Source code for docarray.math.distance.paddle

from typing import TYPE_CHECKING

import paddle

if TYPE_CHECKING:  # pragma: no cover
    from paddle import tensor
    import numpy


[docs]def cosine(
    x_mat: 'tensor', y_mat: 'tensor', eps: float = 1e-7, device: str = 'cpu'
) -> 'numpy.ndarray':
    """Cosine distance between each row in x_mat and each row in y_mat.

    :param x_mat: np.ndarray with ndim=2
    :param y_mat: np.ndarray with ndim=2
    :param eps: a small jitter to avoid divde by zero
    :param device: the computational device for `embed_model`, can be either `cpu` or `cuda`.
    :return: np.ndarray  with ndim=2
    """
    paddle.set_device(device)

    a_n, b_n = x_mat.norm(axis=1)[:, None], y_mat.norm(axis=1)[:, None]
    a_norm = x_mat / paddle.clip(a_n, min=eps)
    b_norm = y_mat / paddle.clip(b_n, min=eps)
    sim_mt = 1 - paddle.mm(a_norm, b_norm.transpose(perm=[1, 0]))
    return sim_mt.numpy()


[docs]def sqeuclidean(
    x_mat: 'tensor', y_mat: 'tensor', device: str = 'cpu'
) -> 'numpy.ndarray':
    """Squared euclidean distance between each row in x_mat and each row in y_mat.

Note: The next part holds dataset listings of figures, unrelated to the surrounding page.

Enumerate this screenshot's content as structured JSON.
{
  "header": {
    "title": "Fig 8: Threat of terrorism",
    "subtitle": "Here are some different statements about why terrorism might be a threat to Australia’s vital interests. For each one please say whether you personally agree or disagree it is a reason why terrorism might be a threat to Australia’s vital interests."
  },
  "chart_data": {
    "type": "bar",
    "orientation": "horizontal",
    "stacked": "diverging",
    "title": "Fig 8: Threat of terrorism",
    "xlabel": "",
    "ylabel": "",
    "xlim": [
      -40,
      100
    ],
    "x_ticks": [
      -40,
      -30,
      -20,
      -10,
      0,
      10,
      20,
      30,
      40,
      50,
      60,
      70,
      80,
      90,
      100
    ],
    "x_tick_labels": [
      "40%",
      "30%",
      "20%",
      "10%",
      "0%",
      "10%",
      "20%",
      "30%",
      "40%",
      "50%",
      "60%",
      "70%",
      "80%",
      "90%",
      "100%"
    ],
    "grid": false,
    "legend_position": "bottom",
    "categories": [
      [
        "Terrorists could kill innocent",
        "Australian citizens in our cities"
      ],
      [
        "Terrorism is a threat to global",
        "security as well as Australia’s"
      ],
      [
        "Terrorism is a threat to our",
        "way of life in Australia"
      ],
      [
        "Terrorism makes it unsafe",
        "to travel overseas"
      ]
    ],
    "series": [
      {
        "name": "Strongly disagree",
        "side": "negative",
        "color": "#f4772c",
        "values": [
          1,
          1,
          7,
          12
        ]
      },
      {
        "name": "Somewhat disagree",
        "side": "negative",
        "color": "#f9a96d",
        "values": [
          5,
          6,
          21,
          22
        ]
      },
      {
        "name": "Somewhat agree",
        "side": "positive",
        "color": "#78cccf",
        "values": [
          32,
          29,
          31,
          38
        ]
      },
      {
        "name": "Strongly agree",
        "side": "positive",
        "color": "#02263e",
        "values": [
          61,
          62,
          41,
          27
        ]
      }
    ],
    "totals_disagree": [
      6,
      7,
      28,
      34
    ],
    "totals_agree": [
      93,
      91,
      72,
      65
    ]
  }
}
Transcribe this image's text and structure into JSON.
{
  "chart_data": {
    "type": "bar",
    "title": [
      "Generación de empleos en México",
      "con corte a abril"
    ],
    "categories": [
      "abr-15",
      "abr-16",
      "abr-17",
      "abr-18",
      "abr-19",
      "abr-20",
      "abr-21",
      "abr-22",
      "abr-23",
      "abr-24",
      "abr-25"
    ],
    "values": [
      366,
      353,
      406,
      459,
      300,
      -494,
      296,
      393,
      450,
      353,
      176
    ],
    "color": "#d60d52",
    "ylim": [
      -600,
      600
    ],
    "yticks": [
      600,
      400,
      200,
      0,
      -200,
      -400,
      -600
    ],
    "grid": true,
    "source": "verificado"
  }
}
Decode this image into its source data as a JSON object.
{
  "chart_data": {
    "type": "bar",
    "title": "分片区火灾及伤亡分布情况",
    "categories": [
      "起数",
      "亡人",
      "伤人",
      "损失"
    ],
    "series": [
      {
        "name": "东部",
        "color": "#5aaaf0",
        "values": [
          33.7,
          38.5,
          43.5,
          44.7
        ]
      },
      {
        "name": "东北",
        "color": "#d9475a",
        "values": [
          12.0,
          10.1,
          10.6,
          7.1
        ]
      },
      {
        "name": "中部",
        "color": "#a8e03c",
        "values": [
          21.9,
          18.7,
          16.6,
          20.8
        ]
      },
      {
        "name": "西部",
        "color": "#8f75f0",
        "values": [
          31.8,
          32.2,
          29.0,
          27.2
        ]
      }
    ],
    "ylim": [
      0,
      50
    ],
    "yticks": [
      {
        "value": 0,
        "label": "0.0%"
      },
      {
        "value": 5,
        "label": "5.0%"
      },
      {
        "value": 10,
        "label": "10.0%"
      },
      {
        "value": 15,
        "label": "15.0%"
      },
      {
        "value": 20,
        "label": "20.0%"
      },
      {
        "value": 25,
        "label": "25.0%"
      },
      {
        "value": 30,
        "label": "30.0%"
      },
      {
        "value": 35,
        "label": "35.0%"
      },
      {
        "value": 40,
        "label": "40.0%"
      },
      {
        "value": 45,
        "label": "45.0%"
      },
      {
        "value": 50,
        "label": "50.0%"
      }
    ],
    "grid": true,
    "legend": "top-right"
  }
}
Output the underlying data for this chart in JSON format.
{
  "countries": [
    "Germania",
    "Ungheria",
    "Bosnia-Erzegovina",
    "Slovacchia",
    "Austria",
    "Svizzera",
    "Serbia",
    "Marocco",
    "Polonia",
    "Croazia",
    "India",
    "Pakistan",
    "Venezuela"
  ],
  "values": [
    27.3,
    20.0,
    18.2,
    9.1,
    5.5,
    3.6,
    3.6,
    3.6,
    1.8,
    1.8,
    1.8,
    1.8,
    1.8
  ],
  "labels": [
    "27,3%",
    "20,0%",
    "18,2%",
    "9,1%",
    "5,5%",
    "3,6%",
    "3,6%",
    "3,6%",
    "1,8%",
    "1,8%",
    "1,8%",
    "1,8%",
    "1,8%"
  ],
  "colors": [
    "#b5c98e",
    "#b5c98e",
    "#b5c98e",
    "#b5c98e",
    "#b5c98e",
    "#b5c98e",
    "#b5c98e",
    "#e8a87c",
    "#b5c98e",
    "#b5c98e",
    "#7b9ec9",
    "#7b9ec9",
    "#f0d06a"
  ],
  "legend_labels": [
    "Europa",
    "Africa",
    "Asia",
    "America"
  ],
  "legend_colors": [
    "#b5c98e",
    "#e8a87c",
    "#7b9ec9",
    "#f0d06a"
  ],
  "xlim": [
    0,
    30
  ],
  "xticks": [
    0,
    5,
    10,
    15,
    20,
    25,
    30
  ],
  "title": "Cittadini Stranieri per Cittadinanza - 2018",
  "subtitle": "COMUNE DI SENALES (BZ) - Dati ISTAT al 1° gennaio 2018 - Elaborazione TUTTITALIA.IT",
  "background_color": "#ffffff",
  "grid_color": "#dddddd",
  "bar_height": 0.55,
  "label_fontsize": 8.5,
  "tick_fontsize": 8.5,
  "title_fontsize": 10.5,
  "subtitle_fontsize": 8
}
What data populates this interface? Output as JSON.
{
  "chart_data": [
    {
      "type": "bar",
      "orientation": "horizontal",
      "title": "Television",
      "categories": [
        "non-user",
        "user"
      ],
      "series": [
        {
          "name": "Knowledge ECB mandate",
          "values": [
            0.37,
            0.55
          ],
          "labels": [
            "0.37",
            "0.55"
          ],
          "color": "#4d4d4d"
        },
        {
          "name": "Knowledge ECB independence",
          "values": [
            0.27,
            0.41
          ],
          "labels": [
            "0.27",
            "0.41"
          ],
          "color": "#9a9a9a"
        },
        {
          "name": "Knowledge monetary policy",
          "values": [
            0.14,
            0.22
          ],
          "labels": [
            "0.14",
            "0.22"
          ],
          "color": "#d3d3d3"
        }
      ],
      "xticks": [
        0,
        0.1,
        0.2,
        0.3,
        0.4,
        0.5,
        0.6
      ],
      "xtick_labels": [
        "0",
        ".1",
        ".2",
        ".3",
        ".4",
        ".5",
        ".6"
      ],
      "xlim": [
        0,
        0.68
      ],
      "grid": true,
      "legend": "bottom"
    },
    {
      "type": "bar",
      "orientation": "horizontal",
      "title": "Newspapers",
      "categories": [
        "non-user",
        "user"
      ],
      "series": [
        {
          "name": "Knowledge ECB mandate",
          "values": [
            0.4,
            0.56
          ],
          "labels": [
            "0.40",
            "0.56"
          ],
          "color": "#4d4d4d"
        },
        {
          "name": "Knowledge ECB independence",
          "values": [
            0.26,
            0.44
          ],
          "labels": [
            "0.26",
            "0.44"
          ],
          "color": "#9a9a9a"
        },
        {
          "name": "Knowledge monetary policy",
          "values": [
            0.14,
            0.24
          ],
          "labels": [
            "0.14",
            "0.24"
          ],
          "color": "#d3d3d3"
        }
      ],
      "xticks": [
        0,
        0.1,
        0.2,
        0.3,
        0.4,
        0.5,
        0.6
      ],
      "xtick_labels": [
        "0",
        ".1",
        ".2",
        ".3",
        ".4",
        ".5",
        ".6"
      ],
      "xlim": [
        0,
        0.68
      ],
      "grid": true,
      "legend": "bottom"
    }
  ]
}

    :param x_mat:  paddle array with ndim=2
    :param y_mat:  paddle array with ndim=2
    :param device: the computational device for `embed_model`, can be either `cpu` or `cuda`.
    :return: np.ndarray  with ndim=2
    """
    paddle.set_device(device)

    return (
        paddle.sum(y_mat**2, axis=1)
        + paddle.sum(x_mat**2, axis=1)[:, None]
        - 2 * paddle.mm(x_mat, y_mat.transpose(perm=[1, 0]))
    ).numpy()


[docs]def euclidean(x_mat: 'tensor', y_mat: 'tensor', device: str = 'cpu') -> 'numpy.ndarray':
    """Euclidean distance between each row in x_mat and each row in y_mat.

    :param x_mat:  paddle array with ndim=2
    :param y_mat:  paddle array with ndim=2
    :param device: the computational device for `embed_model`, can be either `cpu` or `cuda`.
    :return: np.ndarray  with ndim=2
    """
    paddle.set_device(device)

    return paddle.sqrt(
        paddle.sum(y_mat**2, axis=1)
        + paddle.sum(x_mat**2, axis=1)[:, None]
        - 2 * paddle.mm(x_mat, y_mat.transpose(perm=[1, 0]))
    ).numpy()